My heart goes out to all of you that are experiencing this big wave of change as difficulties in your lives, especially the people who recently lost their homes in the fires in California. I know from the current experiences in my own life that even big positive change can be stressful but it’s nothing compared to the feelings of loss that so many people are facing.

How do we handle big change? My first suggestion is to be as gentle as possible with yourself and the people around you. I know that it can be really hard to manage self-care when your world is changing so rapidly. This is simply a heartfelt reminder to not blame yourself for circumstances that are out of your control.

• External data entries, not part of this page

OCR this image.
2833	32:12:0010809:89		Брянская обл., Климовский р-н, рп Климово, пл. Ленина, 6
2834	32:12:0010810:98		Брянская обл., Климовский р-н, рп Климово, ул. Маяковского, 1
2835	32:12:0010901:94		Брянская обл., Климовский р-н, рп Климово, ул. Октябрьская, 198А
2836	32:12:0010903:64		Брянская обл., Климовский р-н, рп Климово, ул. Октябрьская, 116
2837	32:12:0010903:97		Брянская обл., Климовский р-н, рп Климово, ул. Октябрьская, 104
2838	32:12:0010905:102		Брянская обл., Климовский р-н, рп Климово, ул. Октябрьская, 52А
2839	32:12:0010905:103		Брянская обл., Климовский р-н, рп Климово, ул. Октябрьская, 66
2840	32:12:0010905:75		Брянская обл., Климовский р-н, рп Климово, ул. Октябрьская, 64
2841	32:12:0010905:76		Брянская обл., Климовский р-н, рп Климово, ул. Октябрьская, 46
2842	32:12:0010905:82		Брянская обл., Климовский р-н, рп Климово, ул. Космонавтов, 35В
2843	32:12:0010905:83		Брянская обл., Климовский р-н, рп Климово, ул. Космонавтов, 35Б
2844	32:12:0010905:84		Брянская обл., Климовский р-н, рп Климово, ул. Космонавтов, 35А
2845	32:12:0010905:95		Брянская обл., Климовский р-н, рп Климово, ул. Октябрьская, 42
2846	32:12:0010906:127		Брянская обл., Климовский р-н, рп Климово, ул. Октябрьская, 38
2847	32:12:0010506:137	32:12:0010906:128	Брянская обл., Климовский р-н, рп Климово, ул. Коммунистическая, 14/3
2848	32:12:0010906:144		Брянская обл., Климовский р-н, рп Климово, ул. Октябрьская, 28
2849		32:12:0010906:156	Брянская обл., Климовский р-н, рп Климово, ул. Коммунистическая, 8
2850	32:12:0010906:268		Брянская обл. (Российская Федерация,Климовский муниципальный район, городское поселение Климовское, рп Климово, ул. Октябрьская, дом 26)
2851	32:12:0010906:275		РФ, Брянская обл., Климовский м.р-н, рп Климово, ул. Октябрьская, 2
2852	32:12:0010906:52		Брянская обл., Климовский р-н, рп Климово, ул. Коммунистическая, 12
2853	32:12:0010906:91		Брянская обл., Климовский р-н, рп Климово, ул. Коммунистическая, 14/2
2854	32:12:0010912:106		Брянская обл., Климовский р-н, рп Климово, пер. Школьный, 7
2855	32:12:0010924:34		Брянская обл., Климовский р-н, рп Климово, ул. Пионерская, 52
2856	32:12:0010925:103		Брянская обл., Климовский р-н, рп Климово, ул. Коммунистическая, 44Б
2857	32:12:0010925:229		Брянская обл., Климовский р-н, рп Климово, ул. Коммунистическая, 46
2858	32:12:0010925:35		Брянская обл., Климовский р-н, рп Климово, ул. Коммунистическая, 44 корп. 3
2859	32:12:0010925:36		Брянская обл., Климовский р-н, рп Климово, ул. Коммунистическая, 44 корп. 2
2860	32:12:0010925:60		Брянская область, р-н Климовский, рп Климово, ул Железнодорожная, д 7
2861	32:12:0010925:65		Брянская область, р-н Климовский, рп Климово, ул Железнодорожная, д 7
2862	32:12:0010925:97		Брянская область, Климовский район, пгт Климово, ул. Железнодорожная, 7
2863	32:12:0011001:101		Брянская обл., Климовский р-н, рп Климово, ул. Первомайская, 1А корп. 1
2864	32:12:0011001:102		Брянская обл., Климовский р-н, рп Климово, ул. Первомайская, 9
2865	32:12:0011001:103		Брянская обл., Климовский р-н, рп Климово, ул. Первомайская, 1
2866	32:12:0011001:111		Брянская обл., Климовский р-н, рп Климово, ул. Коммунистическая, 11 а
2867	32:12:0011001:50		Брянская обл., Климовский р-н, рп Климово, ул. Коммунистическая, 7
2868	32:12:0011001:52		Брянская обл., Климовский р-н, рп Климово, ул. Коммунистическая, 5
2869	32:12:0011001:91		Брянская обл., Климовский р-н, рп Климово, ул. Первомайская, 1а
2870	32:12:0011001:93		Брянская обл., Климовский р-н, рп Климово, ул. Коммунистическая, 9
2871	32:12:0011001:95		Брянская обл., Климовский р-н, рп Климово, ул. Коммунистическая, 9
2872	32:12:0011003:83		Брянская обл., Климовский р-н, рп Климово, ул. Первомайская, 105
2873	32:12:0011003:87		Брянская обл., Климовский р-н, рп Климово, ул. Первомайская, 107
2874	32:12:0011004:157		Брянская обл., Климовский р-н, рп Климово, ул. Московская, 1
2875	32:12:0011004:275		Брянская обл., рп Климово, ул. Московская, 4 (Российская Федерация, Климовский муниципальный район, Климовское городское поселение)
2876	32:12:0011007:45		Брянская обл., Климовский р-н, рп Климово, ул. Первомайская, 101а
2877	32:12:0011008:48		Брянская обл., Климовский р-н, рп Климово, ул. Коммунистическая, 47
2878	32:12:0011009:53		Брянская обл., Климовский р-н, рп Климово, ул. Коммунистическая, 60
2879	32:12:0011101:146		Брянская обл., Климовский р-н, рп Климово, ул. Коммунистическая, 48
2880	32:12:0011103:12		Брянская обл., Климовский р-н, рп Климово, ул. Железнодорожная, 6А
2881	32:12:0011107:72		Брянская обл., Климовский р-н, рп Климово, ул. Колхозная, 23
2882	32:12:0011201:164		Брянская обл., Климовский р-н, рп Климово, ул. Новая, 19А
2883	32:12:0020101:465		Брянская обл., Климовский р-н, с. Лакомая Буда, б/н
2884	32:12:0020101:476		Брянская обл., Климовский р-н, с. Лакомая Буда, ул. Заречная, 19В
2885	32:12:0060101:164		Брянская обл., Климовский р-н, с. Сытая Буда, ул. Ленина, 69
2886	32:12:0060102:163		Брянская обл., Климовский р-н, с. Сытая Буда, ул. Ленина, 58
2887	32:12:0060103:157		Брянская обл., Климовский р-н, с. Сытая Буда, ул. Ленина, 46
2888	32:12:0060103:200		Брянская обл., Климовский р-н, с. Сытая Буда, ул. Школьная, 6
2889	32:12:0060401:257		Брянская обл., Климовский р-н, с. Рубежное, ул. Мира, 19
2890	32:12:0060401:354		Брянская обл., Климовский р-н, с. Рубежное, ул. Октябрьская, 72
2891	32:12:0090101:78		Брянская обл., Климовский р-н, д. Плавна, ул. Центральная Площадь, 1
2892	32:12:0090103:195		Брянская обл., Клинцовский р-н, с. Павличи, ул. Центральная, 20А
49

If you notice those blaming thoughts in your head… stop yourself and replace them with things you might say to comfort a small child. Try telling yourself in a soothing voice that it’s all going to be ok even if it feels like it isn’t going to be. Also, allow yourself to feel the real pain of whatever loss you may be experiencing. So that it can begin the process of moving through you.

It’s also important to realize that you are ok in this moment. Everything may not be ok at all but if you can get through from one moment to the next you will be able to make it through whatever big change you may be facing. So try it. Stop the fear of change one moment at a time by taking a few deep breaths. Focus on your breathing just as much as you can by listening to the sound of your own breath as you inhale and exhale. Allow yourself to feel that in this one moment you are ok. Then expand that feeling into the next moment and the next for as long as it takes until you really do feel that you’re going to be ok.

Be especially sure that you are not hanging on to dirty pain. Let me give you an example of what I mean by “dirty” pain. We feel the “clean” pain of loss when we lose a loved one to a heart attack. The “dirty” pain would come in if you blame yourself for not doing more to encourage your deceased friend to seek medical help for their heart condition. In this scenario, you’re facing the loss of so much already and getting caught in the blame game keeps you from being able to work through the very real “clean” pain of loosing your loved one. It’s also probably not true that your actions could have helped them avoid a heart attack so you would be causing yourself even greater pain because of a thought that wasn’t true.

One of the only things we can count on in life is that it will always be filled with change. Just as the only thing in life we can truly exact control over is our own reactions to the circumstances of our lives. Letting go of things can be very hard. But in order to make changes and move forward in our lives, we always have to let go of something. Change is inevitable. So try to embrace the fluidity of life by realizing that you are only defined by who you are, not by who you know, what job you have or what house you own.

Expressing gratitude for what we do have in our lives is also very important. It helps you to see that even though you may be going through difficult changes, there are still good things in your life. I find that being in nature often brings me back into a more balanced state of being. For this I am always grateful. The sheer joy to be found in a gentle breeze blowing through the leaves on the trees is magical. Being grateful for the small things leads you to gratitude for the bigger things like your loved ones, your pets and the general abundance you have in your life.

So let go. Be kind to yourself as well as others and be grateful for the changes in your life. Even if the change is a difficult one it will ultimately bring something positive into your life.